Fine Tune BERT Models

Hey,

curious question to illuminate my understanding.

Fine Tuning a BERT model for you downstream task can be important. So I like to tune the BERT weights. Thus, I can extract them from the BertForSequenceClassification which I can fine tune.

if you fine tune eg. BertForSequenceClassification you tune the weights of the BERT model and the classifier layer too.

But for making right fine tune, you would first need freeze the BERT weights, and tune the classifier. Afterwards you fine tune the BERT weights too, right?

Now, there are myriads of ways to finetune the BERT weights?
If I just use the main BERT model together with arbitrary neural network architecture afterwards I could fine tune the BERT weights in this way too, right?

Any suggestions?

Also what came in my mind. That TFBertForSequence is using the pooled_output. So the model is finetuned viad this pooled_output.

But instead I could use the cls embedding or the globalaveragepooling of the hiddensequence for finetuning (pass to the classifier layer), right?

Hi datistiquo,

when you fine-tune BERT, you can choose whether to freeze the BERT layers or not. Do you want BERT to learn to embed the words in a slightly different way, based on your new data, or do you just want to learn to classify the texts in a new way (with the standard BERT embedding of the words)?

I wanted to use BertViz visualisation to see what effect the classification tuning had on the attention heads, so I did fine-tuning with the first 8 layers of BERT frozen and the remaining 4 layers unfrozen.

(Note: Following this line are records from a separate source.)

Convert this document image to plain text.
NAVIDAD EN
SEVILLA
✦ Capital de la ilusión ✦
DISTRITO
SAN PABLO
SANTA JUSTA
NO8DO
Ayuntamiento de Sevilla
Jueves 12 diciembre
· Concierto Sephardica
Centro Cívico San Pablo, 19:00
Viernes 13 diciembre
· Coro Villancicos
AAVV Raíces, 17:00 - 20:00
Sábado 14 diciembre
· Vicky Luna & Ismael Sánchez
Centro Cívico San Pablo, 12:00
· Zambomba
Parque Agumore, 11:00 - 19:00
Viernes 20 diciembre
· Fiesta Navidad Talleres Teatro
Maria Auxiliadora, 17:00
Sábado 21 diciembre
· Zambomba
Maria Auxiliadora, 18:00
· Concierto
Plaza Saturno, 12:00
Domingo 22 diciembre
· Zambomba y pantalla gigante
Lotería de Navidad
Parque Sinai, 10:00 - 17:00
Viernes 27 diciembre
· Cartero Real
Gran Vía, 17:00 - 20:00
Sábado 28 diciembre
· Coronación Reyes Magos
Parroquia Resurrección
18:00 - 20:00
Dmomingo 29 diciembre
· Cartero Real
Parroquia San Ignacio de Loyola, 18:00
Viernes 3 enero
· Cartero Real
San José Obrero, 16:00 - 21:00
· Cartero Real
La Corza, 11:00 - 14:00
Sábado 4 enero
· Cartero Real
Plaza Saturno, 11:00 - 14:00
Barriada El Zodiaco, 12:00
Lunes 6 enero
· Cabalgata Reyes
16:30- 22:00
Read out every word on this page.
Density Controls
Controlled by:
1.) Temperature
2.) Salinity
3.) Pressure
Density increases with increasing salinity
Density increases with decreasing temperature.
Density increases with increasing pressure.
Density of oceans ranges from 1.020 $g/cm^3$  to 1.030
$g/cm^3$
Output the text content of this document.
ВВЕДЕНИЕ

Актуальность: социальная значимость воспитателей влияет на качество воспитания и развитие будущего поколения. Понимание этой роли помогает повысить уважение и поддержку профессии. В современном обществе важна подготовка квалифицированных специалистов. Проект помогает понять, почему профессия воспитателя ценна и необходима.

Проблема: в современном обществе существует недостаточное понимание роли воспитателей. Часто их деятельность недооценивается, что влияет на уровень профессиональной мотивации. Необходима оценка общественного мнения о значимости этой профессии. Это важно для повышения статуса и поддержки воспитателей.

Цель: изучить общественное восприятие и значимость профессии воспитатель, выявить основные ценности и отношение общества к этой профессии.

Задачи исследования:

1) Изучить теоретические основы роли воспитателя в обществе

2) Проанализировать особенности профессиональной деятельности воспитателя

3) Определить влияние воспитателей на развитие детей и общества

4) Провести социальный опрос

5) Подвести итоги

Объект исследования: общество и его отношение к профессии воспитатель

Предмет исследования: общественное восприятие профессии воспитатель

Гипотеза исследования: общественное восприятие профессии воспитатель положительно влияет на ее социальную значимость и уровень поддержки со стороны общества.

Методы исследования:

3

Some people suggest doing gradual unfreezing of the BERT layers, ie finetuning with BERT frozen, then finetuning a bit more with just one layer unfrozen, etc.

I believe it should be possible to use the main BertModel together with your own neural network achitecture afterwards, and fine tune the weights in that way too (but I couldn’t make that work).

By the way, are you using BertForSequenceClassification (in pytorch) or TFBertForSequenceClassification (in tensorflow)?

BertForSequenceClassification is a "Bert Model transformer with a sequence classification/regression head on top (a linear layer on top of the pooled output) ". If you want to use a different kind of output, you might consider using BertModel instead.

As I already wrote in my initial post, there are myriads ways. You could build your own head with a neural network and then unfreeze the weights. The weights are finetuned still, right?

I just asked if someone had this in mind too and then, if you fine tune the TFBertForSequences you have a head on top. If yo then finetune, you train the head and the weights, but this is bad as I read from the keras homepage about finetuning…

Hello again, I assume this is the section of keras docs that you are referring to :slight_smile:

Once your model has converged on the new data, you can try to unfreeze all or part of the base model and retrain the whole model end-to-end with a very low learning rate.

This is an optional last step that can potentially give you incremental improvements. It could also potentially lead to quick overfitting – keep that in mind.

It is critical to only do this step after the model with frozen layers has been trained to convergence. If you mix randomly-initialized trainable layers with trainable layers that hold pre-trained features, the randomly-initialized layers will cause very large gradient updates during training, which will destroy your pre-trained features.

It’s also critical to use a very low learning rate at this stage, because you are training a much larger model than in the first round of training, on a dataset that is typically very small. As a result, you are at risk of overfitting very quickly if you apply large weight updates. Here, you only want to readapt the pretrained weights in an incremental way.

That is very interesting. Chollet is certainly worth attending to!

I note that he was not talking specifically about BERT (or Transformer models). However, I think I should train my model again, starting with all the BERT layers frozen, and only then unfreeze some of them.

I note that Chollet doesn’t say that training the BERT weights is always Bad, but that we need to use a small learning rate to do so.